Proprism

Last updated May 12, 2023

In geometry of 4 dimensions or higher, a proprism is a polytope resulting from the Cartesian product of two or more polytopes, each of two dimensions or higher. The term was coined by John Horton Conway for product prism. The dimension of the space of a proprism equals the sum of the dimensions of all its product elements. Proprisms are often seen as k-face elements of uniform polytopes.^[1]

Properties

The number of vertices in a proprism is equal to the product of the number of vertices in all the polytopes in the product.

The minimum symmetry order of a proprism is the product of the symmetry orders of all the polytopes. A higher symmetry order is possible if polytopes in the product are identical.

A proprism is convex if all its product polytopes are convex.

f-vectors

An f-vector is a number of k-face elements in a polytope from k=0 (points) to k=n-1 (facets). An extended f-vector can also include k=-1 (nullitope), or k=n (body). Prism products include the body element.

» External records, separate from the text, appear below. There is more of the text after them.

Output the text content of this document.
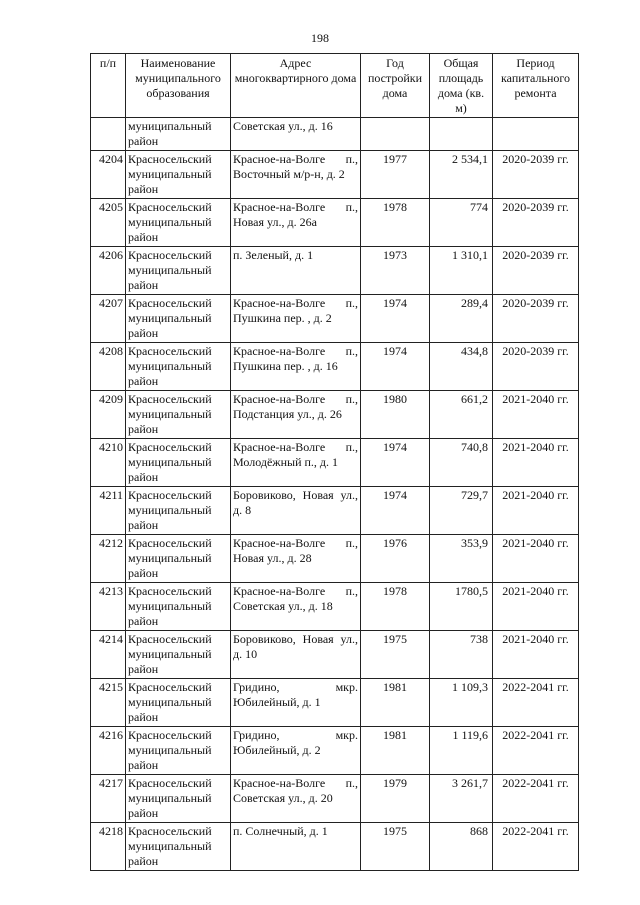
198
п/п	Наименование муниципального образования	Адрес многоквартирного дома	Год постройки дома	Общая площадь дома (кв. м)	Период капитального ремонта
	муниципальный район	Советская ул., д. 16			
4204	Красносельский муниципальный район	Красное-на-Волге п., Восточный м/р-н, д. 2	1977	2 534,1	2020-2039 гг.
4205	Красносельский муниципальный район	Красное-на-Волге п., Новая ул., д. 26а	1978	774	2020-2039 гг.
4206	Красносельский муниципальный район	п. Зеленый, д. 1	1973	1 310,1	2020-2039 гг.
4207	Красносельский муниципальный район	Красное-на-Волге п., Пушкина пер. , д. 2	1974	289,4	2020-2039 гг.
4208	Красносельский муниципальный район	Красное-на-Волге п., Пушкина пер. , д. 16	1974	434,8	2020-2039 гг.
4209	Красносельский муниципальный район	Красное-на-Волге п., Подстанция ул., д. 26	1980	661,2	2021-2040 гг.
4210	Красносельский муниципальный район	Красное-на-Волге п., Молодёжный п., д. 1	1974	740,8	2021-2040 гг.
4211	Красносельский муниципальный район	Боровиково, Новая ул., д. 8	1974	729,7	2021-2040 гг.
4212	Красносельский муниципальный район	Красное-на-Волге п., Новая ул., д. 28	1976	353,9	2021-2040 гг.
4213	Красносельский муниципальный район	Красное-на-Волге п., Советская ул., д. 18	1978	1780,5	2021-2040 гг.
4214	Красносельский муниципальный район	Боровиково, Новая ул., д. 10	1975	738	2021-2040 гг.
4215	Красносельский муниципальный район	Гридино, мкр. Юбилейный, д. 1	1981	1 109,3	2022-2041 гг.
4216	Красносельский муниципальный район	Гридино, мкр. Юбилейный, д. 2	1981	1 119,6	2022-2041 гг.
4217	Красносельский муниципальный район	Красное-на-Волге п., Советская ул., д. 20	1979	3 261,7	2022-2041 гг.
4218	Красносельский муниципальный район	п. Солнечный, д. 1	1975	868	2022-2041 гг.
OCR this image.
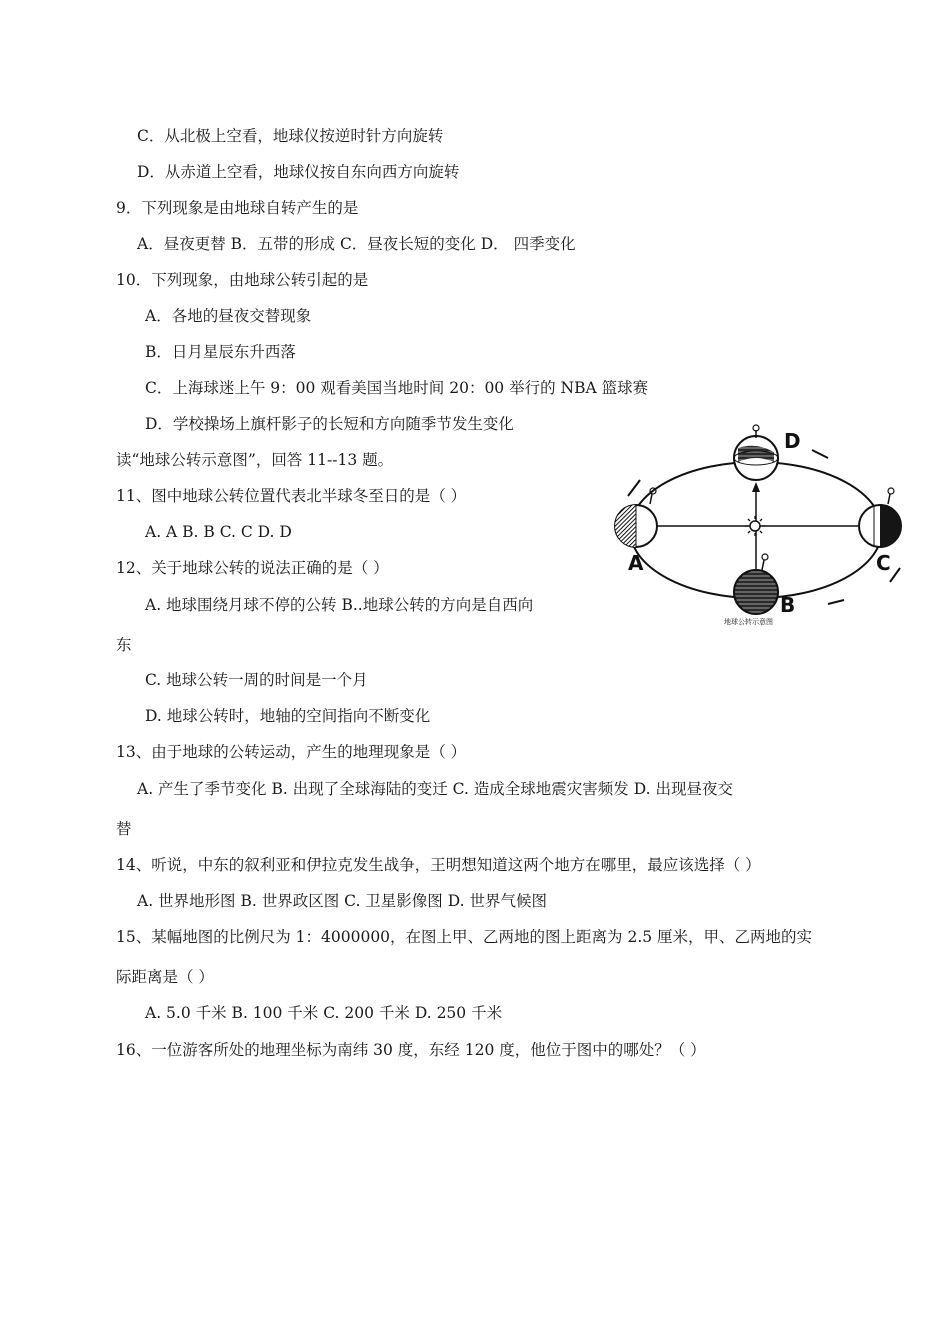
C．从北极上空看，地球仪按逆时针方向旋转
D．从赤道上空看，地球仪按自东向西方向旋转
9．下列现象是由地球自转产生的是
A．昼夜更替 B．五带的形成 C．昼夜长短的变化 D． 四季变化
10．下列现象，由地球公转引起的是
A．各地的昼夜交替现象
B．日月星辰东升西落
C．上海球迷上午 9：00 观看美国当地时间 20：00 举行的 NBA 篮球赛
D．学校操场上旗杆影子的长短和方向随季节发生变化
读“地球公转示意图”，回答 11--13 题。
11、图中地球公转位置代表北半球冬至日的是（ ）
A. A B. B C. C D. D
12、关于地球公转的说法正确的是（ ）
A. 地球围绕月球不停的公转 B..地球公转的方向是自西向
东
C. 地球公转一周的时间是一个月
D. 地球公转时，地轴的空间指向不断变化
13、由于地球的公转运动，产生的地理现象是（ ）
A. 产生了季节变化 B. 出现了全球海陆的变迁 C. 造成全球地震灾害频发 D. 出现昼夜交
替
14、听说，中东的叙利亚和伊拉克发生战争，王明想知道这两个地方在哪里，最应该选择（ ）
A. 世界地形图 B. 世界政区图 C. 卫星影像图 D. 世界气候图
15、某幅地图的比例尺为 1：4000000，在图上甲、乙两地的图上距离为 2.5 厘米，甲、乙两地的实
际距离是（ ）
A. 5.0 千米 B. 100 千米 C. 200 千米 D. 250 千米
16、一位游客所处的地理坐标为南纬 30 度，东经 120 度，他位于图中的哪处？（ ）
D
A	C
B
地球公转示意图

The f-vector of prism product, A×B, can be computed as (f_A,1)*(f_B,1), like polynomial multiplication polynomial coefficients.

For example for product of a triangle, f=(3,3), and dion, f=(2) makes a triangular prism with 6 vertices, 9 edges, and 5 faces:

f_A(x) = (3,3,1) = 3 + 3x + x² (triangle)

f_B(x) = (2,1) = 2 + x (dion)

f_A∨B(x) = f_A(x) * f_B(x)

= (3 + 3x + x²) * (2 + x)

= 6 + 9x + 5x² + x³

= (6,9,5,1)

Hypercube f-vectors can be computed as Cartesian products of n dions, { }ⁿ. Each { } has f=(2), extended to f=(2,1).

For example, an 8-cube will have extended f-vector power product: f=(2,1)⁸ = (4,4,1)⁴ = (16,32,24,8,1)² = (256,1024,1792,1792,1120,448,112,16,1). If equal lengths, this doubling represents { }⁸, a square tetra-prism {4}⁴, a tesseract duo-prism {4,3,3}², and regular 8-cube {4,3,3,3,3,3,3}.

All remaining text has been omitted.